Lavoro: caccia aperta ai profili tecnici e tecnologici, più della metà delle aziende non li trova

26 Novembre 2021, di Redazione Wall Street Italia

E’ caccia aperta alle competenze per gestire la trasformazione digitale che sta ridefinendo le tecniche produttive e le relazioni con i clienti. Secondo l’ultimo Market Watch PMI di Banca Ifis, realizzato in collaborazione con Format Research su un campione rappresentativo di 500 aziende, l’83% delle imprese dichiara di aver bisogno di
assumere personale con nuove competenze. Un trend manifestatosi lungo tutto il triennio 2019-2021 che è confermato anche per i prossimi due anni.

Accanto ai profili tecnici, sono ambiti quelli digitali e, in particolare, specializzati in tecnologie 4.0. Ai candidati sono tuttavia richieste soft skill trasversali come: saper lavorare in team, essere flessibili, risolvere problemi. Purtroppo, il divario tra domanda e offerta rimane ampio e per i profili tecnici oltre la metà delle PMI oggi non riesce a trovare personale.

Le nuove competenze. Oggi il 59% delle PMI dichiara di aver bisogno di nuove competenze legate alle tecniche di produzione specifiche per il proprio settore; il 28% di collaboratori in grado di gestire soluzioni digitali; il 26% di profili amministrativi e il 24% di soggetti specializzati nell’industria 4.0. Per l’8%, infine, sono necessarie risorse esperte nell’area Smac (social, mobile, analytics, cloud). La richiesta di conoscenze specifiche non è destinata a esaurirsi nel breve periodo. Nel prossimo triennio, le figure esperte di tecniche produttive rimarranno le più ricercate (42%), seguite da quelle che possono contare su competenze digitali e 4.0 (entrambe al 39%). Molto ricercate dalle PMI anche le cosiddette soft skills, ovvero quelle capacità relazionali o di comunicazione in grado spesso di fare la differenza all’interno di un gruppo, e che pesano in media per quasi la metà (45%) nel profilo tipo ricercato dalle aziende. Ai primi posti: team working (63%), problem solving (52%), flessibilità (40%) e capacità di comunicazione (38%).
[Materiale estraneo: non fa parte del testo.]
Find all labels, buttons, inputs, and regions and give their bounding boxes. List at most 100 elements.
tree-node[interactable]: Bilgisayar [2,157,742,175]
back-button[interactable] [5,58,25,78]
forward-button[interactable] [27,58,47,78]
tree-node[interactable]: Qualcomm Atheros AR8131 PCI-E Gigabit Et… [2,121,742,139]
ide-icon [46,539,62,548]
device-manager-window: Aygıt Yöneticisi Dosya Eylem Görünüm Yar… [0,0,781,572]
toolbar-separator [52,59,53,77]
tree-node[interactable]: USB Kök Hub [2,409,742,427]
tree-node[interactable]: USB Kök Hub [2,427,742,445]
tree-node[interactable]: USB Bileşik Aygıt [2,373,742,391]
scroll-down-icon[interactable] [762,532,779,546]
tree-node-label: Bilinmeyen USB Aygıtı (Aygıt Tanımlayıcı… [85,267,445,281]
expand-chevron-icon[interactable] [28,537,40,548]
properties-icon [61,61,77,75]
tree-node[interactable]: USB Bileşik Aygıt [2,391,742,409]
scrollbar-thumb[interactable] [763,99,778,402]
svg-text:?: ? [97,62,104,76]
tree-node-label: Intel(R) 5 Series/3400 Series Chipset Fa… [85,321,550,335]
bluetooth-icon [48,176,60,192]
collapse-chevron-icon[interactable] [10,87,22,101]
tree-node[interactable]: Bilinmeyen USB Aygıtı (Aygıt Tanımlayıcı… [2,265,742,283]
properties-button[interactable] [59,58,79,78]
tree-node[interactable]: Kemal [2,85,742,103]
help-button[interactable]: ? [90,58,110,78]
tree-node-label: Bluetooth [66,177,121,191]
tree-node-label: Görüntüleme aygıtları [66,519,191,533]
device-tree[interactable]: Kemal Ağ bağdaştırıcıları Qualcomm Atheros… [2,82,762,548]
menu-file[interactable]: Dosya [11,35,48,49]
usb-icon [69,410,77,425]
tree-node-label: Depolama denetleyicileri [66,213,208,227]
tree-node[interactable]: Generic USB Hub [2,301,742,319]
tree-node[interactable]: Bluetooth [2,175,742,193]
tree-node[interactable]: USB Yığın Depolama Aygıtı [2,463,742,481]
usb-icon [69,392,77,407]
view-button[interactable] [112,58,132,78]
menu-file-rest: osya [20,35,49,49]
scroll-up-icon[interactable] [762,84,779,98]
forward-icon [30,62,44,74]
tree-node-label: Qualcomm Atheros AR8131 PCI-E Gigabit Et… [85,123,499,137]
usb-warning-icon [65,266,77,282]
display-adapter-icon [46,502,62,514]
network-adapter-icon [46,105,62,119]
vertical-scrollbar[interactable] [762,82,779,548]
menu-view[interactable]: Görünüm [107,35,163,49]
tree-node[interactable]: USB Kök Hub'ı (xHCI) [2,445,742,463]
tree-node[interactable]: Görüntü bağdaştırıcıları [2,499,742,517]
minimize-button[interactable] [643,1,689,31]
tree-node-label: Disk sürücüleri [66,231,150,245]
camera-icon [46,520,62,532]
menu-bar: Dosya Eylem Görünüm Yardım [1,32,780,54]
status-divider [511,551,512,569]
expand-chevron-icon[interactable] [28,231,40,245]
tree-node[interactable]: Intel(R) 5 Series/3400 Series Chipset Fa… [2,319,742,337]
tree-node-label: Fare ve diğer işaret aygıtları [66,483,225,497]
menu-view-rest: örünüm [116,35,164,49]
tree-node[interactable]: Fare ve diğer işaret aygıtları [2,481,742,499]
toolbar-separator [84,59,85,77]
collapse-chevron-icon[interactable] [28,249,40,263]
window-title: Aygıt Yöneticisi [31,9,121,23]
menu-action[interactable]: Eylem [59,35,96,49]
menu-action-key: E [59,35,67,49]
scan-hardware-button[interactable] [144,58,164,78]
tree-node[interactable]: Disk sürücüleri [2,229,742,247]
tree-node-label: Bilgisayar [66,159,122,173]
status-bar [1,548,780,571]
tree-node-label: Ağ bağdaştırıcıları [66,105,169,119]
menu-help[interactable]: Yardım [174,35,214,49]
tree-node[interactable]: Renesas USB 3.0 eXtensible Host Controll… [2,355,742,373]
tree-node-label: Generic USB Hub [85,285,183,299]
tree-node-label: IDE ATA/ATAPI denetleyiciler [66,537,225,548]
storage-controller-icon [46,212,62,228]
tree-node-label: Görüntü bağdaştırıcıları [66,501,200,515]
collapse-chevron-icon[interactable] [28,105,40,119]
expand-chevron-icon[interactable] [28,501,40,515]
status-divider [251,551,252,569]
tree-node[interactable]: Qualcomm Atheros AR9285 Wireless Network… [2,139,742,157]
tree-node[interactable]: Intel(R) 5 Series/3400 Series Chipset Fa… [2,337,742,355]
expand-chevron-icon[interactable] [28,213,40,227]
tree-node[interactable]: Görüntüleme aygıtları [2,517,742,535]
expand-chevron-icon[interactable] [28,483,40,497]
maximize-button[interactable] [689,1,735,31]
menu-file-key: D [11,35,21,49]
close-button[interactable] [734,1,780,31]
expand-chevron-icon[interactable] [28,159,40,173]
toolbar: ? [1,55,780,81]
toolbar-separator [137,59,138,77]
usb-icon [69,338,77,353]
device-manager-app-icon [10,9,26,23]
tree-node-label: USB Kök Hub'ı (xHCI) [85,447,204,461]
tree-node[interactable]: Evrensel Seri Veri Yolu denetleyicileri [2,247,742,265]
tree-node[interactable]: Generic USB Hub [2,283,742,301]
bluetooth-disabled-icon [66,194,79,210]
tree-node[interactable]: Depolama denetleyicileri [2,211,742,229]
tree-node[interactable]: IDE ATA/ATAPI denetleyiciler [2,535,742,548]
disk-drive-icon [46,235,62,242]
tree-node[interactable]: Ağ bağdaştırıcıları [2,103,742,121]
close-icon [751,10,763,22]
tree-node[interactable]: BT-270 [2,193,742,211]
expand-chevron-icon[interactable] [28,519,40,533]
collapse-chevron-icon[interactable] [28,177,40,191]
Il disallineamento tra domanda e offerta. Il report Market Watch PMI di Banca Ifis individua un mismatch tra domanda e offerta di competenze che emerge con forza sul fronte delle conoscenze tecnico-digitali: il 58% delle aziende che reputa necessarie nuove skill in ambito produttivo non trova il personale ricercato, così anche per il 37% delle imprese che considera fondamentale la capacità di gestione delle tecnologie 4.0. Anche le abilità “soft” risultano difficili da incrociare, in particolare la flessibilità (40%), il problem solving e la capacità decisionale (entrambe al 37%), la gestione dello stress (35%).
Quasi la metà delle aziende (48%) si affida al passaparola e alle relazioni territoriali per trovare le persone giuste, il 41% alle società di selezione del personale. Solo il 14% attiva collaborazioni con Università e Istituti Tecnici Superiori e il 6% si rivolge ai centri per l’impiego.